There is, however, a sharper contrast between yesterday’s royal couple and today’s. Diana was engaged at 19, a bride at 20, and mother to William, her older child, before her 21st birthday. Kate Middleton, on the other hand, was married at 29 and will be a 31-year-old new mother. That puts her in perfect step with the times: in 1960s, the median age for marriage in the United States was 22 for men and 20 for women. Today it is 29 and 27, respectively.
Kate also personifies the typical contemporary young woman, in that she has more formal education than Diana. Today, 55 percent of college graduates from 25 to 29 years old are female. Women earned 60 percent of all master’s degrees in 2010.
Obviously, that’s where many of the parallels end. Unlike most newlyweds today, the Duke and Duchess of Cambridge don’t have to worry about personal finances. With every imaginable career – or the option of no career at all – open to him, William trained as an RAF search and rescue helicopter pilot without having to concern himself with the fine print of the Royal Air Forces’ benefits package or its rules about paternity leave.
Kate and William are part of a fortunate minority who graduated from college with zero student debt. (The percentage of college grads, male and female, citing educational debt as their reason for delaying having children has nearly doubled in the last decade.)
That doesn’t mean that the rest of us can’t learn a thing or two from the royal couple, however.
We’ve set up society in such a way that men and women in their prime reproductive years are postponing having children – or deciding not to have children at all. Recently released U.S. population census data shows population growth at its lowest level since the Great Depression. Without a sizable, stable tax base to fund them, many of America’s entitlement programs will crumble, along with a decaying infrastructure.
Recently, my wife and I welcomed our fourth child. This means the size of our family is now almost double the official national average.
I doubt many of my fellow New Yorkers would take too kindly to a male rabbi like me from across the pond apparently trying to tell women what to do with their wombs. I understand those objections. However, if you’ll allow me to use a very American expression: I just call it like I see it.
And as I see it, the America we all treasure can thrive only when our young people decide to welcome children into their lives.
“Welcome” is the operative word. I confront hostility to my family’s very existence almost every day, and not just in the form of disapproving stares. Progressive Brooklynites don’t hesitate to inform me that I’m being selfish for having so many children. They seem awfully concerned about “saving the planet” – but for whose future enjoyment, exactly?
For all their thoughtfulness, however, they haven’t quite thought through the implications of their decision. Quite simply, without children, there will be no future to either save or destroy.
Allow me to put on my yarmulke and get biblical for a moment.
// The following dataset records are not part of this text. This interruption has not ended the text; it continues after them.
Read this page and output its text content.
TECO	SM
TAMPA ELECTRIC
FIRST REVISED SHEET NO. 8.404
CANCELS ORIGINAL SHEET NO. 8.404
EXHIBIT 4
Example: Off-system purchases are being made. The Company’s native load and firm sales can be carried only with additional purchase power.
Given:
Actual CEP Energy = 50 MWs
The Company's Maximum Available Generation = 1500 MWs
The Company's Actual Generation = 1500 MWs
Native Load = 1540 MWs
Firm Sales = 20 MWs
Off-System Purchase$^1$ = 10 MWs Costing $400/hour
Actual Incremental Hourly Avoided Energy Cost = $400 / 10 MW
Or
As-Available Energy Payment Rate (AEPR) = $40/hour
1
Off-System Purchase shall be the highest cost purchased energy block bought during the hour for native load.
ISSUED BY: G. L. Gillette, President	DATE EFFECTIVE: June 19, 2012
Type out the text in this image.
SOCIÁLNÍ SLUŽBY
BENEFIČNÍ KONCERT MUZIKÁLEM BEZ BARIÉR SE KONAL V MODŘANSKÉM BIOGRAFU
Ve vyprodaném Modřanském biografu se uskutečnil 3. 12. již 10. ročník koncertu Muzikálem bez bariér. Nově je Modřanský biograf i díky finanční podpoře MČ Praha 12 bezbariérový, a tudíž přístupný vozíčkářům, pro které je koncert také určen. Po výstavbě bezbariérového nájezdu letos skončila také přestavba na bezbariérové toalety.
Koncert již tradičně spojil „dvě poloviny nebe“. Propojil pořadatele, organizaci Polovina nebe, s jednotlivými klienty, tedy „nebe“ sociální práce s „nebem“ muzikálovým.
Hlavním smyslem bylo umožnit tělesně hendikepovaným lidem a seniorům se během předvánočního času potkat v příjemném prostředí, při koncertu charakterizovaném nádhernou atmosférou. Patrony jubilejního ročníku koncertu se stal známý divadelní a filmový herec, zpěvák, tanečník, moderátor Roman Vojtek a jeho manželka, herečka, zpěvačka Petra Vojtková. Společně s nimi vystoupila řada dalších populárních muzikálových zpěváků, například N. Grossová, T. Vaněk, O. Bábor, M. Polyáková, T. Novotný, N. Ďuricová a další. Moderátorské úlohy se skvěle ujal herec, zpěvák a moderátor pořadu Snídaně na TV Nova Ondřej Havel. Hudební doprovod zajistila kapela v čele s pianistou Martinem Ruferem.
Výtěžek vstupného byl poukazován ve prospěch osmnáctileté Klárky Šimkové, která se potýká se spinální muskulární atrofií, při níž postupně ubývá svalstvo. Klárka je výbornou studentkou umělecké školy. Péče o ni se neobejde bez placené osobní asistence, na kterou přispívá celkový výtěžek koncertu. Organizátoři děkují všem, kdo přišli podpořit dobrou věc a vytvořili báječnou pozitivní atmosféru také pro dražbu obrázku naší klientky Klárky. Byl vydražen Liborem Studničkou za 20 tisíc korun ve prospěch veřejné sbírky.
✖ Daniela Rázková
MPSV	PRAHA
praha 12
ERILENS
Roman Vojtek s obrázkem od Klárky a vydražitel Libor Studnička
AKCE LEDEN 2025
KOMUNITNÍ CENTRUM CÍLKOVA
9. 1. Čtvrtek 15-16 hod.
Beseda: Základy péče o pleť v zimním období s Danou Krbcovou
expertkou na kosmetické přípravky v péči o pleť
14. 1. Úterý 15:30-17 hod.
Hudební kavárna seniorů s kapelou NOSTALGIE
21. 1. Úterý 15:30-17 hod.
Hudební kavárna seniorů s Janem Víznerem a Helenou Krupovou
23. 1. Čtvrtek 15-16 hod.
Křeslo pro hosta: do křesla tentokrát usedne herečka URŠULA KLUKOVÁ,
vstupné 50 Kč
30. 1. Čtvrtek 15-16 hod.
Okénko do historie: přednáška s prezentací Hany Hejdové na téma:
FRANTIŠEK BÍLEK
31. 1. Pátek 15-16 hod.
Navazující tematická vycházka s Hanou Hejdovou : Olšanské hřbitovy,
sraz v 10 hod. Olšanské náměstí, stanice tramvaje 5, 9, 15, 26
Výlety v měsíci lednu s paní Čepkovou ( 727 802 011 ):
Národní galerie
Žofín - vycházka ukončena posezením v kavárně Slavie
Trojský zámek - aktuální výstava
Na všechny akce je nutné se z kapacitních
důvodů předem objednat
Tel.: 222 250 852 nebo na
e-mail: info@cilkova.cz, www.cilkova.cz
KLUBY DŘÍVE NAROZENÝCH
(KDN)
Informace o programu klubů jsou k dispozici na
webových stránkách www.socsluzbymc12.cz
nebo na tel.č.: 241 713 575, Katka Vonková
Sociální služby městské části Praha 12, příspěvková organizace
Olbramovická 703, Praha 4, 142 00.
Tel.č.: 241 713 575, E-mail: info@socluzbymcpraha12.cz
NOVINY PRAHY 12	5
In the Bible, the first commandment to humankind is “Be fruitful and multiply.” Some might ask why it is necessary to command people to do something that not only guarantees the continued survival of the human race but also comes so naturally. I sometimes wonder, however, if that long-ago command to be fruitful and multiply actually was meant for us modern people, thousands of years in the future, a kind of message in a (baby) bottle that would wash ashore in our postmodern post-parenting era.
The question is: Are we willing to heed it?